In January 2017, while the U.S. presidential inauguration transfixed most of the world, the residents of Kiad were preparing for their own ceremony. Pilgrims from across Ngäbe-Buglé territory would arrive soon, as they do every year to pray and worship. But this time would be different. In past years several hundred guests had always arrived. Now no one knew how many would come or where they’d stay. The purpose of the event was to worship by the petroglyphs, but the carved boulders could no longer be seen. They’d been completely submerged when the reservoir was filled months earlier. The flat land along the previous shore was also underwater, leaving little good camping space.
Many Ngäbe-Buglé practice Mama Tata, an indigenous religion that combines Christianity and animism. They believe their ancestors encoded wisdom in the cryptic markings scored into the boulders in Kiad and elsewhere in their territory. Ricardo Miranda, a resident of Kiad and an ardent opponent of the dam, told me that the drawings connect them with forefathers before the Spanish conquest. They’re Mama Tata’s sacred texts and repositories of indigenous wisdom. The dam is “erasing our history,” he said angrily. “How can I talk about that with younger generations if I can no longer tell them, here it is.”

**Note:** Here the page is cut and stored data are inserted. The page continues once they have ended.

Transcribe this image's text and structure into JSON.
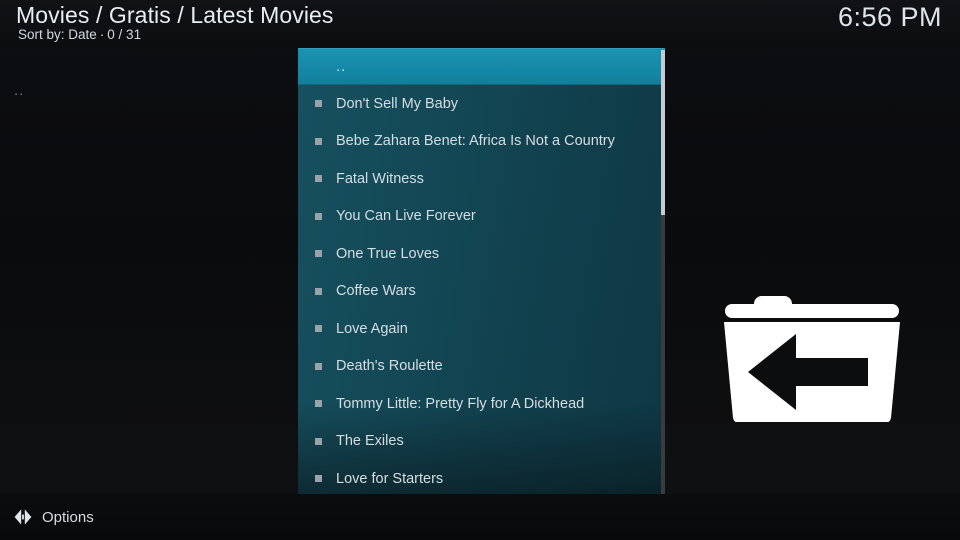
{
  "header": {
    "title": "Movies / Gratis / Latest Movies",
    "sort_label": "Sort by: Date",
    "separator": "·",
    "count": "0 / 31",
    "clock": "6:56 PM"
  },
  "sidebar": {
    "updir_label": ".."
  },
  "list": {
    "items": [
      {
        "label": "..",
        "selected": true,
        "bullet": false
      },
      {
        "label": "Don't Sell My Baby",
        "selected": false,
        "bullet": true
      },
      {
        "label": "Bebe Zahara Benet: Africa Is Not a Country",
        "selected": false,
        "bullet": true
      },
      {
        "label": "Fatal Witness",
        "selected": false,
        "bullet": true
      },
      {
        "label": "You Can Live Forever",
        "selected": false,
        "bullet": true
      },
      {
        "label": "One True Loves",
        "selected": false,
        "bullet": true
      },
      {
        "label": "Coffee Wars",
        "selected": false,
        "bullet": true
      },
      {
        "label": "Love Again",
        "selected": false,
        "bullet": true
      },
      {
        "label": "Death's Roulette",
        "selected": false,
        "bullet": true
      },
      {
        "label": "Tommy Little: Pretty Fly for A Dickhead",
        "selected": false,
        "bullet": true
      },
      {
        "label": "The Exiles",
        "selected": false,
        "bullet": true
      },
      {
        "label": "Love for Starters",
        "selected": false,
        "bullet": true
      }
    ]
  },
  "preview": {
    "icon": "folder-back-icon"
  },
  "footer": {
    "options_label": "Options",
    "options_icon": "left-right-arrows-icon"
  },
  "colors": {
    "accent": "#1689a7",
    "panel": "#144a58",
    "background": "#0d0e10",
    "text": "#d6dde1"
  }
}
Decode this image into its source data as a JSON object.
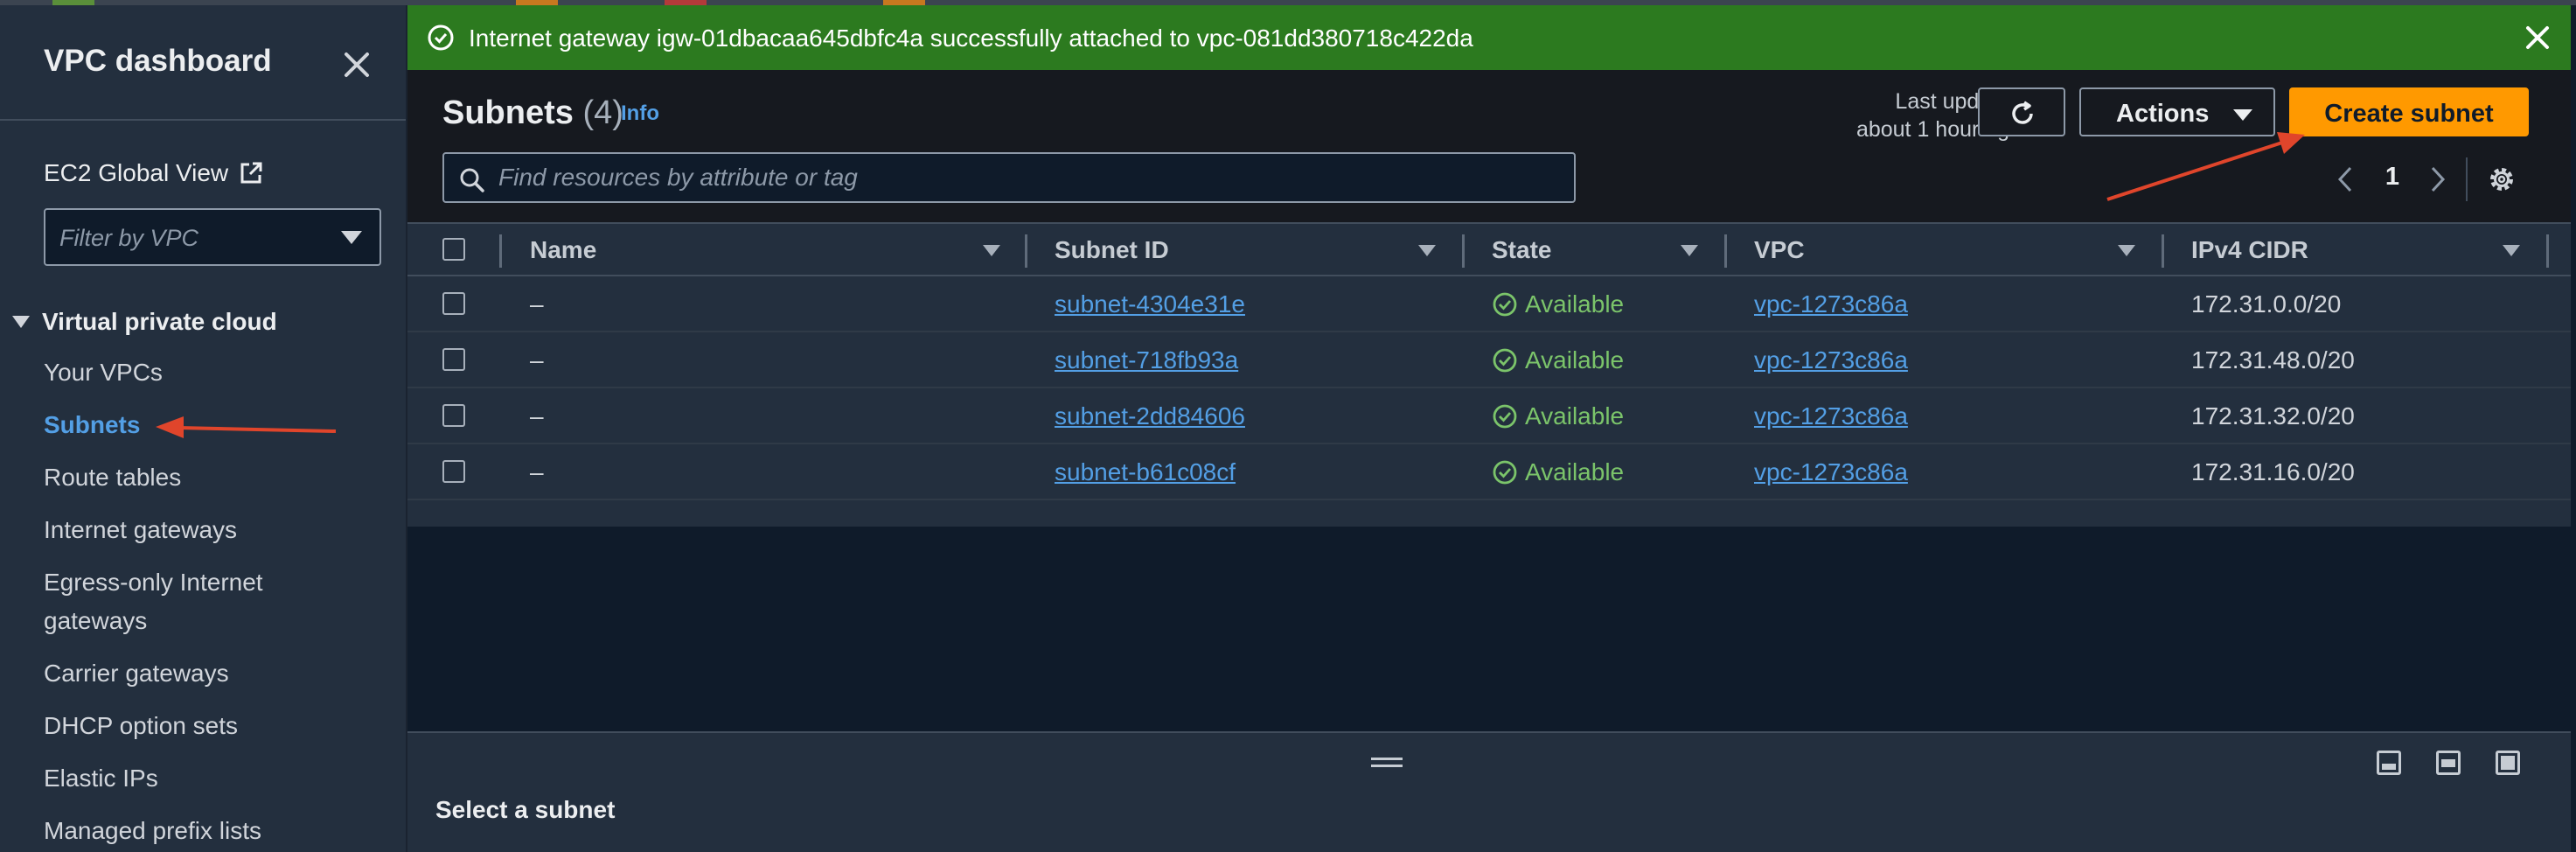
{
  "flash": {
    "message": "Internet gateway igw-01dbacaa645dbfc4a successfully attached to vpc-081dd380718c422da"
  },
  "sidebar": {
    "title": "VPC dashboard",
    "global_view": "EC2 Global View",
    "filter_placeholder": "Filter by VPC",
    "section": "Virtual private cloud",
    "items": [
      {
        "label": "Your VPCs",
        "active": false
      },
      {
        "label": "Subnets",
        "active": true
      },
      {
        "label": "Route tables",
        "active": false
      },
      {
        "label": "Internet gateways",
        "active": false
      },
      {
        "label": "Egress-only Internet",
        "active": false
      },
      {
        "label": "gateways",
        "active": false
      },
      {
        "label": "Carrier gateways",
        "active": false
      },
      {
        "label": "DHCP option sets",
        "active": false
      },
      {
        "label": "Elastic IPs",
        "active": false
      },
      {
        "label": "Managed prefix lists",
        "active": false
      }
    ]
  },
  "panel": {
    "title": "Subnets",
    "count": "(4)",
    "info": "Info",
    "last_updated_line1": "Last updated",
    "last_updated_line2": "about 1 hour ago",
    "actions_label": "Actions",
    "create_label": "Create subnet",
    "search_placeholder": "Find resources by attribute or tag",
    "page": "1"
  },
  "table": {
    "columns": [
      "Name",
      "Subnet ID",
      "State",
      "VPC",
      "IPv4 CIDR"
    ],
    "rows": [
      {
        "name": "–",
        "subnet_id": "subnet-4304e31e",
        "state": "Available",
        "vpc": "vpc-1273c86a",
        "cidr": "172.31.0.0/20"
      },
      {
        "name": "–",
        "subnet_id": "subnet-718fb93a",
        "state": "Available",
        "vpc": "vpc-1273c86a",
        "cidr": "172.31.48.0/20"
      },
      {
        "name": "–",
        "subnet_id": "subnet-2dd84606",
        "state": "Available",
        "vpc": "vpc-1273c86a",
        "cidr": "172.31.32.0/20"
      },
      {
        "name": "–",
        "subnet_id": "subnet-b61c08cf",
        "state": "Available",
        "vpc": "vpc-1273c86a",
        "cidr": "172.31.16.0/20"
      }
    ]
  },
  "split_panel": {
    "title": "Select a subnet"
  },
  "colors": {
    "accent_orange": "#ff9900",
    "link_blue": "#539fe5",
    "success_green": "#2c7a1f",
    "status_green": "#7bc46a",
    "annotation_red": "#e0452b"
  },
  "icons": [
    "close-icon",
    "external-link-icon",
    "check-circle-icon",
    "refresh-icon",
    "search-icon",
    "chevron-left-icon",
    "chevron-right-icon",
    "settings-gear-icon",
    "panel-layout-icon"
  ]
}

“Some people say, well, take the stones out elsewhere,” said Eduardo Vallarino of the boulders in a meeting in his Panama City office in January 2017. Vallarino is president and CEO of PanAm Development, which wants to build a smaller hydroelectric dam 15 miles from Barro Blanco, also in the face of indigenous protest. He was Panama’s ambassador to the United States in 1990 and once ran for president. He accused Barro Blanco’s detractors of making up spurious objections to the project. “They’re looking at everything they can in order to stop things.”

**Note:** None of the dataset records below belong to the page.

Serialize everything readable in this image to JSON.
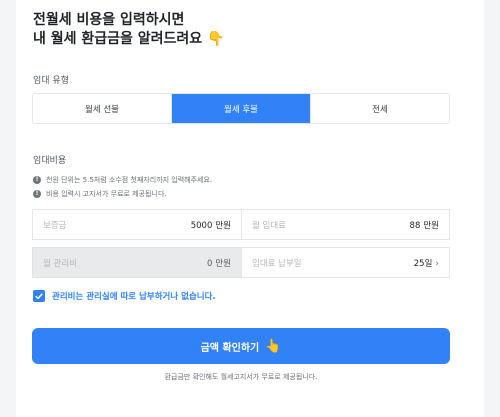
{
  "headline": {
    "line1": "전월세 비용을 입력하시면",
    "line2": "내 월세 환급금을 알려드려요",
    "emoji": "👇"
  },
  "rent_type": {
    "label": "임대 유형",
    "options": [
      "월세 선불",
      "월세 후불",
      "전세"
    ],
    "selected_index": 1
  },
  "rent_cost": {
    "label": "임대비용",
    "notes": [
      "천원 단위는 5.5처럼 소수점 첫째자리까지 입력해주세요.",
      "비용 입력시 고지서가 무료로 제공됩니다."
    ],
    "info_icon": "info-icon"
  },
  "fields": {
    "deposit": {
      "label": "보증금",
      "value": "5000",
      "unit": "만원"
    },
    "monthly_rent": {
      "label": "월 임대료",
      "value": "88",
      "unit": "만원"
    },
    "maintenance_fee": {
      "label": "월 관리비",
      "value": "0",
      "unit": "만원"
    },
    "payment_day": {
      "label": "임대료 납부일",
      "value": "25일",
      "icon": "chevron-right-icon"
    }
  },
  "maintenance_checkbox": {
    "checked": true,
    "label": "관리비는 관리실에 따로 납부하거나 없습니다."
  },
  "cta": {
    "label": "금액 확인하기",
    "icon": "pointing-hand-icon",
    "emoji": "👆"
  },
  "footnote": "환급금만 확인해도 월세고지서가 무료로 제공됩니다.",
  "colors": {
    "accent": "#3182f6",
    "disabled_bg": "#e9eaec",
    "border": "#e4e6ea",
    "text_primary": "#1f2329"
  }
}
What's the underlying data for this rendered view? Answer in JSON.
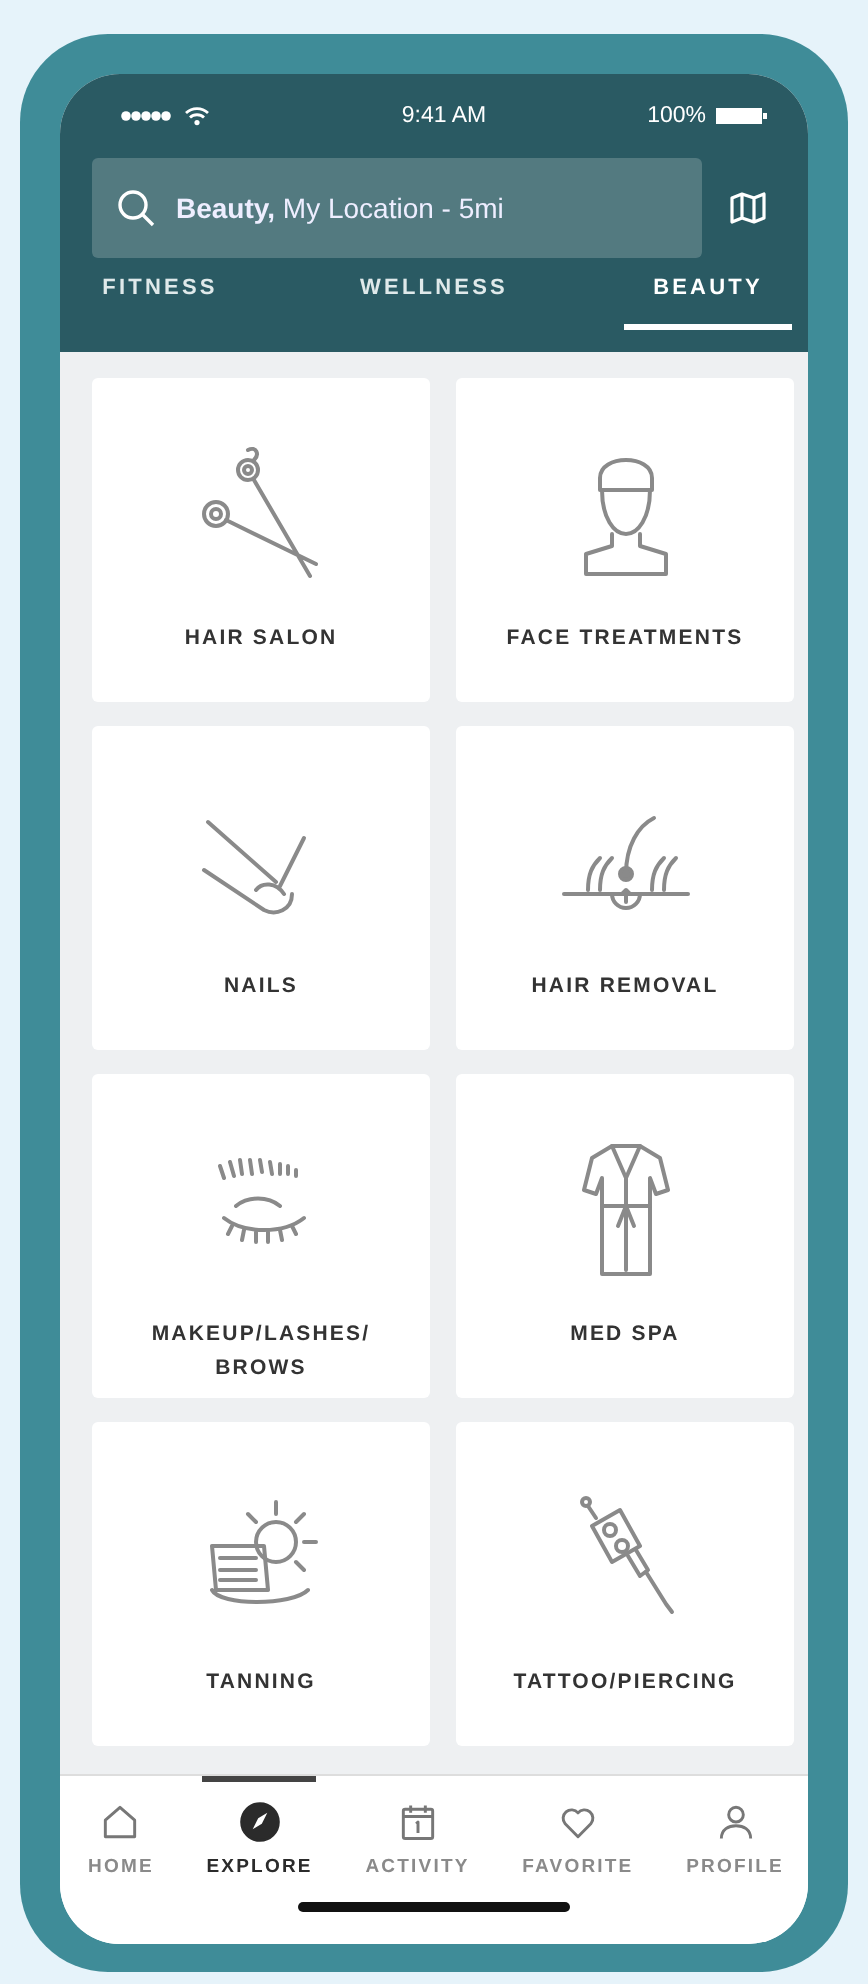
{
  "status_bar": {
    "time": "9:41 AM",
    "battery": "100%"
  },
  "search": {
    "value": "**Beauty,** My Location - 5mi"
  },
  "tabs": [
    {
      "label": "FITNESS",
      "selected": false
    },
    {
      "label": "WELLNESS",
      "selected": false
    },
    {
      "label": "BEAUTY",
      "selected": true
    }
  ],
  "categories": [
    {
      "label": "HAIR SALON"
    },
    {
      "label": "FACE TREATMENTS"
    },
    {
      "label": "NAILS"
    },
    {
      "label": "HAIR REMOVAL"
    },
    {
      "label": "MAKEUP/LASHES/ BROWS"
    },
    {
      "label": "MED SPA"
    },
    {
      "label": "TANNING"
    },
    {
      "label": "TATTOO/PIERCING"
    }
  ],
  "bottom_nav": [
    {
      "label": "HOME",
      "selected": false
    },
    {
      "label": "EXPLORE",
      "selected": true
    },
    {
      "label": "ACTIVITY",
      "selected": false
    },
    {
      "label": "FAVORITE",
      "selected": false
    },
    {
      "label": "PROFILE",
      "selected": false
    }
  ]
}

Eduardo Vallarino. © 2018 Daniel Grossman
But the protests are nothing new. Panama’s indigenous people have long battled against incursions on their territories. Successive governments sought for decades to dam the Tabasará River before Martinelli’s administration succeeded. The indigenous people opposed every attempt, sometimes with demonstrations, construction-site occupations and blockades of the nearby Panama American Highway. Indigenous people were kept out from the first public meetings about Barro Blanco, in 2007.
At times the project has sowed divisions within the community. Still, the Ngäbe-Buglé have challenged the dam in Panamanian courts and — failing that — petitioned for help from international human-rights organizations. A 2014 report written by the UN Special Rapporteur on the rights of indigenous peoples admonished Panama that “Ngäbe people should not be flooded or adversely affected in any way without the prior agreement of the representative authorities of that people….”
GENISA had long insisted that that few Ngäbe-Buglé would even be inconvenienced, and that, in the words of its 2011 report on the social and environmental impacts of the project, the “land and riverbank that will be submerged by the reservoir is not currently under cultivation, nor used for any other productive use.” But by then, changes in the dam’s design guaranteed that some houses and crops would be flooded in many feet of water. And that, according to a study conducted on behalf of the project’s European funders, was a fact about which residents of Kiad and other communities were kept in the dark.
Opponents of Barro Blanco have exhausted legal options in Panama. But they continue fight the dam in the court of local and world opinion, by staging protests and by petitioning help from international rights organizations, such the Inter-American Commission on Human Rights. Last September they won a small victory when a Panama court acquitted three Ngäbe-Buglé leaders, including Ricardo Miranda, of charges that they’d disrupted activities at the dam during protests.
Ironically, the dam’s touted environmental benefits are increasingly in doubt. A growing scientific consensus says that dams are sometimes of marginal value for the climate. Rotting organic matter in the soil they flood releases methane, a gas that warms the planet many times more powerfully than carbon dioxide. A 2012 paper in Nature Climate Change called tropical dams “methane factories” that “can be expected to have cumulative emissions that exceed those of fossil-fuel generation.”
But tropical dams keep getting built anyway. Barro Blanco is only one of the latest, and even its lofty promises now ring hollow.